The Common Framework for Debt Treatments (the Common Framework), created by the G20 in November 2020 to provide a process for debt restructurings, must be overhauled to become more effective, time-bound, and transparent. The initial decisions reached by the Global Sovereign Debt Roundtable, co-chaired by the IMF, the WBG and India (G20 Presidency) to work on the current shortcomings in debt restructuring processes, are promising but much faster progress is necessary in the coming months.
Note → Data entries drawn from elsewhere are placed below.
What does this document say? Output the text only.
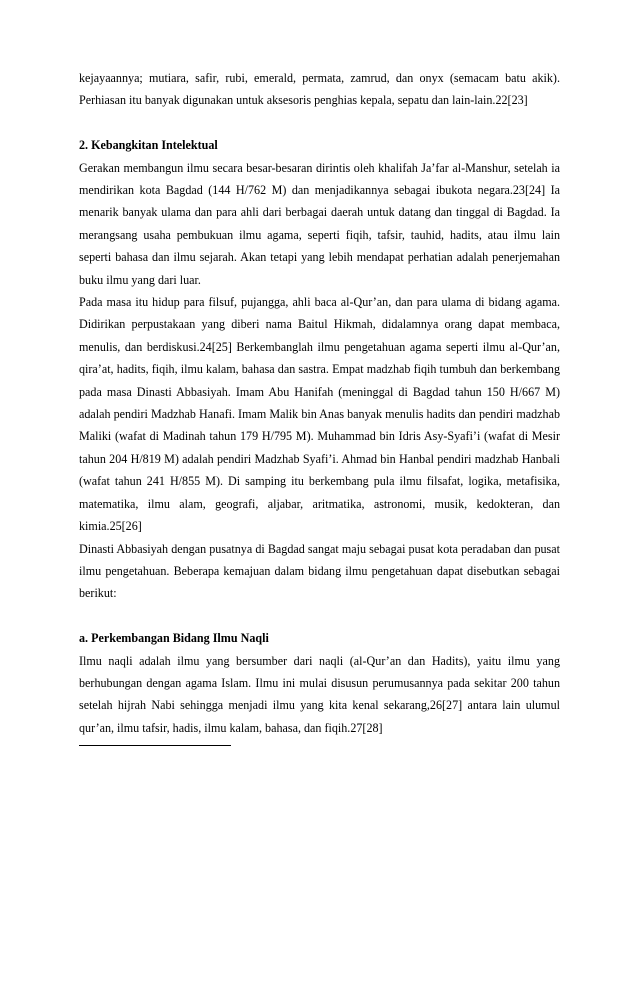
kejayaannya; mutiara, safir, rubi, emerald, permata, zamrud, dan onyx (semacam batu akik). Perhiasan itu banyak digunakan untuk aksesoris penghias kepala, sepatu dan lain-lain.22[23]

2. Kebangkitan Intelektual

Gerakan membangun ilmu secara besar-besaran dirintis oleh khalifah Ja’far al-Manshur, setelah ia mendirikan kota Bagdad (144 H/762 M) dan menjadikannya sebagai ibukota negara.23[24] Ia menarik banyak ulama dan para ahli dari berbagai daerah untuk datang dan tinggal di Bagdad. Ia merangsang usaha pembukuan ilmu agama, seperti fiqih, tafsir, tauhid, hadits, atau ilmu lain seperti bahasa dan ilmu sejarah. Akan tetapi yang lebih mendapat perhatian adalah penerjemahan buku ilmu yang dari luar.

Pada masa itu hidup para filsuf, pujangga, ahli baca al-Qur’an, dan para ulama di bidang agama. Didirikan perpustakaan yang diberi nama Baitul Hikmah, didalamnya orang dapat membaca, menulis, dan berdiskusi.24[25] Berkembanglah ilmu pengetahuan agama seperti ilmu al-Qur’an, qira’at, hadits, fiqih, ilmu kalam, bahasa dan sastra. Empat madzhab fiqih tumbuh dan berkembang pada masa Dinasti Abbasiyah. Imam Abu Hanifah (meninggal di Bagdad tahun 150 H/667 M) adalah pendiri Madzhab Hanafi. Imam Malik bin Anas banyak menulis hadits dan pendiri madzhab Maliki (wafat di Madinah tahun 179 H/795 M). Muhammad bin Idris Asy-Syafi’i (wafat di Mesir tahun 204 H/819 M) adalah pendiri Madzhab Syafi’i. Ahmad bin Hanbal pendiri madzhab Hanbali (wafat tahun 241 H/855 M). Di samping itu berkembang pula ilmu filsafat, logika, metafisika, matematika, ilmu alam, geografi, aljabar, aritmatika, astronomi, musik, kedokteran, dan kimia.25[26]

Dinasti Abbasiyah dengan pusatnya di Bagdad sangat maju sebagai pusat kota peradaban dan pusat ilmu pengetahuan. Beberapa kemajuan dalam bidang ilmu pengetahuan dapat disebutkan sebagai berikut:

a. Perkembangan Bidang Ilmu Naqli

Ilmu naqli adalah ilmu yang bersumber dari naqli (al-Qur’an dan Hadits), yaitu ilmu yang berhubungan dengan agama Islam. Ilmu ini mulai disusun perumusannya pada sekitar 200 tahun setelah hijrah Nabi sehingga menjadi ilmu yang kita kenal sekarang,26[27] antara lain ulumul qur’an, ilmu tafsir, hadis, ilmu kalam, bahasa, dan fiqih.27[28]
It is important to secure agreements to provide debt service standstill to applicants and extend eligibility to middle-income countries.

The Global Sovereign Debt Roundtable’s upcoming workshop will hopefully establish a clear comparability of treatment formula, which would minimise technical disputes in the future. It is also important to make bolder use of the IMF Lending into Arrears Policy (LIA), a policy that can be applied when lending to a country in default on obligations to its commercial creditors and official bilateral creditors, to reduce the leverage of holdout creditors and to provide debtor countries in distress with a line of financing to conduct necessary social expenditures.

Amplifying the voice of African countries

The Group has emphasised the vital importance of amplifying the voice of African countries. At the IMF, the entire African continent – with a population of over 1.4 billion – has a comparable quota share and thereby voting power to Germany, which has a population of 83 million. To address these imbalances, the quota formula needs to be reformed, by creating a new category that considers a country's vulnerability and not be solely based on members’ relative economic size and financial position. Furthermore, the Group strongly advocates for the African Union to finally obtain a permanent seat in the G20. This would further strengthen Africa’s position on the global stage and allow the continent to fully participate in discussions on G20 initiatives such as the Common Framework.

The Africa High-level Working Group on the Global Financial Architecture’s proposals shows that viable solutions exist to allow the Continent to reach its Sustainable Development Goals (SDGs). African Ministers know what they want and are collectively advocating for change. To pave the way for a prosperous and sustainable future for all, the international community needs to listen and act now.